Pain In Male Wrist,  Pain Area Of Red ColorSo far I have discussed what Carpal Tunnel Syndrome is, what the symptoms are, what are the commonly believed causes and common treatments.

In this blog, I will give you an insight into my own, views, beliefs and share with you a case history of one of my clients with Carpal Tunnel Syndrome.

Whilst Carpal Tunnel Syndrome is generally felt in the wrist, hands and fingers, the source of the pain is not always from that area. The nerves that supply the wrist begin their journey from the spinal cord at the C5-T1 levels of the spine, which is the lower portion of the neck and are known as the Brachial Plexus. These nerves are routed behind the clavicle (collar bone) towards the axilla (arm pit) forming the upper, middle and lower trunks of the brachial plexus. As they pass behind the clavicle each trunk splits into anterior and posterior divisions. The divisions then unite at the axilla to form three cords, the lateral, medial and posterior cords.

These cords then form the nerves of the upper arm, the medial, ulnar and radial nerves. These nerves pass all the way along into the carpal tunnel under the retinaculum. What is known is that when a nerve is compressed it often causes pain or numbness outwards towards the extremities.

So the symptoms could be caused by compression or adhesion of the nerves anywhere from the neck to the wrist. So if only the area of the wrist is treated, it might not be getting to the area causing the problem.

I recently had a lady in her 40’s visit me with Carpal Tunnel Syndrome. She had received treatment for over 10 years with no success. After taking her health history, I assessed her posture, noting potential entrapments of the nerves (listed above).

I then systematically treated the muscles that could be adhered to these nerves using Active Release Techniques® starting from the neck and making my way down the affected extremity all the way down to the hand. During treatments, there were areas which replicated the symptoms, which often suggests that the area is the cause of the symptoms.

After the treatment, the client did have some tingling sensations in those areas, which I suggested should subside.

The client was also given advice on general posture throughout the day.

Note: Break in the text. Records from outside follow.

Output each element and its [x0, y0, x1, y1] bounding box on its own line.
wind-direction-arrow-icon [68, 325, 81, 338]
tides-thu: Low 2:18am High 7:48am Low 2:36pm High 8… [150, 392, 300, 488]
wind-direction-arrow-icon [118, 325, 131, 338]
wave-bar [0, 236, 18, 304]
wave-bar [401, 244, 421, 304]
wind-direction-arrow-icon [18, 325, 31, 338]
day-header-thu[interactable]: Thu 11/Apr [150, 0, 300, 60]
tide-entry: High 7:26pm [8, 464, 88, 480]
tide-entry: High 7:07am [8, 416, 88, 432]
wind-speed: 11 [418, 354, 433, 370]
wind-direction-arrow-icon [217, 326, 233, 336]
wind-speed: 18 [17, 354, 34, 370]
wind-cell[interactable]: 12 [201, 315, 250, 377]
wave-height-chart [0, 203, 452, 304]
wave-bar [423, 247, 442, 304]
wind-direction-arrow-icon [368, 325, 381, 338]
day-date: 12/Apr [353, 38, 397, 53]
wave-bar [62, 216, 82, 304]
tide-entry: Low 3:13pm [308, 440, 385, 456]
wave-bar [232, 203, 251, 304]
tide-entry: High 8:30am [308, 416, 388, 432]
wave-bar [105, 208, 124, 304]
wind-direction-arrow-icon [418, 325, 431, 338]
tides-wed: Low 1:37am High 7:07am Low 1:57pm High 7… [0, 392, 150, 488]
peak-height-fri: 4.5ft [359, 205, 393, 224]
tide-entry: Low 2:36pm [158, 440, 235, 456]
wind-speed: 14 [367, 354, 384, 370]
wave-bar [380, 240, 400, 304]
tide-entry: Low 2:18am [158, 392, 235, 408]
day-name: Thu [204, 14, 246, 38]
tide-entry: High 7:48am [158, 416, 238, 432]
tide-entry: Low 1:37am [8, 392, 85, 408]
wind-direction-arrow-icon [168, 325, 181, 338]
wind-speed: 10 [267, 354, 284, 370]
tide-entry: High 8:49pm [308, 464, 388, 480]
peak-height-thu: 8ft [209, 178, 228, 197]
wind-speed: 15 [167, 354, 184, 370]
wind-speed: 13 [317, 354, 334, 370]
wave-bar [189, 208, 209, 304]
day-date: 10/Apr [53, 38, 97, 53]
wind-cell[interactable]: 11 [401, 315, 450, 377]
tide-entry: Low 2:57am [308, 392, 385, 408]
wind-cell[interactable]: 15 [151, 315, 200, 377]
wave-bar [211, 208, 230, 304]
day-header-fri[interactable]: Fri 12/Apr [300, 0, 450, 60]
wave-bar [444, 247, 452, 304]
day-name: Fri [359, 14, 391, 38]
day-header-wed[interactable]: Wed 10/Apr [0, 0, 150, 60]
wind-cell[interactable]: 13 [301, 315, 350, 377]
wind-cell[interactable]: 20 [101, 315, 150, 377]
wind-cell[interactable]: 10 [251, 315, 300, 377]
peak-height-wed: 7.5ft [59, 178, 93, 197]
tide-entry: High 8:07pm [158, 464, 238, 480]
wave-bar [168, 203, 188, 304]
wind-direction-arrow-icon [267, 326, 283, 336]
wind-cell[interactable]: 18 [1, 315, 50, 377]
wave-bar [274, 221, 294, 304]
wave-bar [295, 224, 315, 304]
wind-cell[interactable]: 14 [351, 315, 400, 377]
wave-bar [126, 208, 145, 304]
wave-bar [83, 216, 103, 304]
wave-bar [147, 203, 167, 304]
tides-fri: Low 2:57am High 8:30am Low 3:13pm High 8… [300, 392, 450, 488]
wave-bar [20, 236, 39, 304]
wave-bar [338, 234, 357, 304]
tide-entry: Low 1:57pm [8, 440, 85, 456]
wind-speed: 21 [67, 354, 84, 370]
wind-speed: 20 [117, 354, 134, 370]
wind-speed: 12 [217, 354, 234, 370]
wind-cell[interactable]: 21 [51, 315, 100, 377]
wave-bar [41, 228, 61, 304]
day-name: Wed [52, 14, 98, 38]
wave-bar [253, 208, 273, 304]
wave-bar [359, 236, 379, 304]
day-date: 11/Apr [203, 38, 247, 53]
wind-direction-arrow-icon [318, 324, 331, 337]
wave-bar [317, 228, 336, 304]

The client returned one month later for a follow up treatment and reported that in the month since the first treatment, she had only experienced one mild bout of symptoms compared to the usual daily symptoms which were normally more severe.

On treating the same areas as the first treatment the tissues were clearly a lot less tense and only one area on the forearm still contained signs of tension.

Whilst the client isn’t 100% symptom free, she was extremely happy as she just doesn’t think about it any more and it is not restricting her life or work in any way. It never ceases to amaze me how affective Active Release Technique® treatments are.